Comment nos ancêtres baptisèrent les eaux

La Meuse génératrice de marais et d’humidité, l’Escaut cahoteux et soumis aux marées, la Dendre… tendre, le canal Isabelle né de la guerre de Quatre-Vingts Ans, le Rekebeek d’une auberge, les Tafelzouwen de la Table des pauvres, le Splenterbeek d’un sobriquet professionnel… Il y a tant et plus à apprendre des noms donnés aux cours d’eau

En 2014, Jean Loicq, professeur émérite de l’Université de Liège et membre de la section wallonne de la Commission royale de toponymie et dialectologie, publiait une étude détaillée des noms de rivières du Sud du pays [1]. La section flamande s’est inscrite dans la même démarche, concrétisée par deux volumes dont le second est paru tout récemment [2]. Les chercheurs, ici au nombre de cinq, ont élargi le cadre en traitant non seulement des eaux courantes, mais aussi des stables (étangs, mares…). La fédéralisation de la Belgique permet donc – quand même – que des travaux soient menés complémentairement, à défaut de l’être en collaboration.
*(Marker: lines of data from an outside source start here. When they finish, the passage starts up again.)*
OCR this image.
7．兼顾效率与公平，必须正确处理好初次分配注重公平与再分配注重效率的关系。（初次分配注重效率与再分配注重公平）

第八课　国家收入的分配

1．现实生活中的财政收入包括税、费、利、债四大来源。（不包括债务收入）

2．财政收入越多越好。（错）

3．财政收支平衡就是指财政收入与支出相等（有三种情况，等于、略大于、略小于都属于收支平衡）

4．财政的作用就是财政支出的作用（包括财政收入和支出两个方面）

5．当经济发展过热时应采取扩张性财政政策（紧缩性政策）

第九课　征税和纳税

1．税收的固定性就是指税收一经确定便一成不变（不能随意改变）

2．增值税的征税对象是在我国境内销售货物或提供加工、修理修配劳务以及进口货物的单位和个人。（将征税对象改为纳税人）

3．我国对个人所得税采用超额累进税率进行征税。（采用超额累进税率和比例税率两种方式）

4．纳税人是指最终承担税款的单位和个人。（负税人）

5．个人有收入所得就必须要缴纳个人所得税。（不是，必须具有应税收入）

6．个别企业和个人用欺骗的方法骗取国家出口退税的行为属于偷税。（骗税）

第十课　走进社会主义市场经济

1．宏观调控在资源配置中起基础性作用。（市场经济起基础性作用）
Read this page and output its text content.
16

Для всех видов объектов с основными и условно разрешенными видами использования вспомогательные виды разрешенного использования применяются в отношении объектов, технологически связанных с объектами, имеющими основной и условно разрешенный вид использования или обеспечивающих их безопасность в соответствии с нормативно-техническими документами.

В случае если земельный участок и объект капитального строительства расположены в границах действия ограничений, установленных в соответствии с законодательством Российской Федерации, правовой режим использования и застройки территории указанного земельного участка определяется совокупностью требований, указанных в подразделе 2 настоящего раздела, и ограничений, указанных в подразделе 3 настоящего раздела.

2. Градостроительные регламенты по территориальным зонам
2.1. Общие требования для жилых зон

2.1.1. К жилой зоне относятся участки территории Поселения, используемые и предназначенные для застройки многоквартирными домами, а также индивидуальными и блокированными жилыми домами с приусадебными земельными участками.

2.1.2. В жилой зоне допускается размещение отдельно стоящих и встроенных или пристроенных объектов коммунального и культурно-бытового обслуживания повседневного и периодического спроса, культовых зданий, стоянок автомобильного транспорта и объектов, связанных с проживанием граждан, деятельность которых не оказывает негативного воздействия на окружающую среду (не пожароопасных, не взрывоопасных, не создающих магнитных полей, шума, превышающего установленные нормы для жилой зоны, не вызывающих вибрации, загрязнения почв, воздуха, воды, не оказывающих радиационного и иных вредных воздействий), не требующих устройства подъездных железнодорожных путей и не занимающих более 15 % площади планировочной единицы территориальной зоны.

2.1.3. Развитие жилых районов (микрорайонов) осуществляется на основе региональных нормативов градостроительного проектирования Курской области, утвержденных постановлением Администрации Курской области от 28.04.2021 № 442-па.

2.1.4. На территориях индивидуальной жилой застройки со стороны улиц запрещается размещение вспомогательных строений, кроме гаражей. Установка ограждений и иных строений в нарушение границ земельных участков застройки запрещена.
Une seule somme (dans les deux langues) aurait certes été la solution du bon sens, permettant d’éviter les redites. On sait assez que nos grands fleuves (Escaut, Meuse), maintes de nos rivières (Dendre, Senne…) et aussi de nos voies navigables d’origine humaine (canal Albert, canal de l’Espierres…) coulent du sud au nord en coupant impunément la frontière linguistique étendue d’est en ouest. C’est même une des composantes du lien belge, non la seule, mais non la moindre.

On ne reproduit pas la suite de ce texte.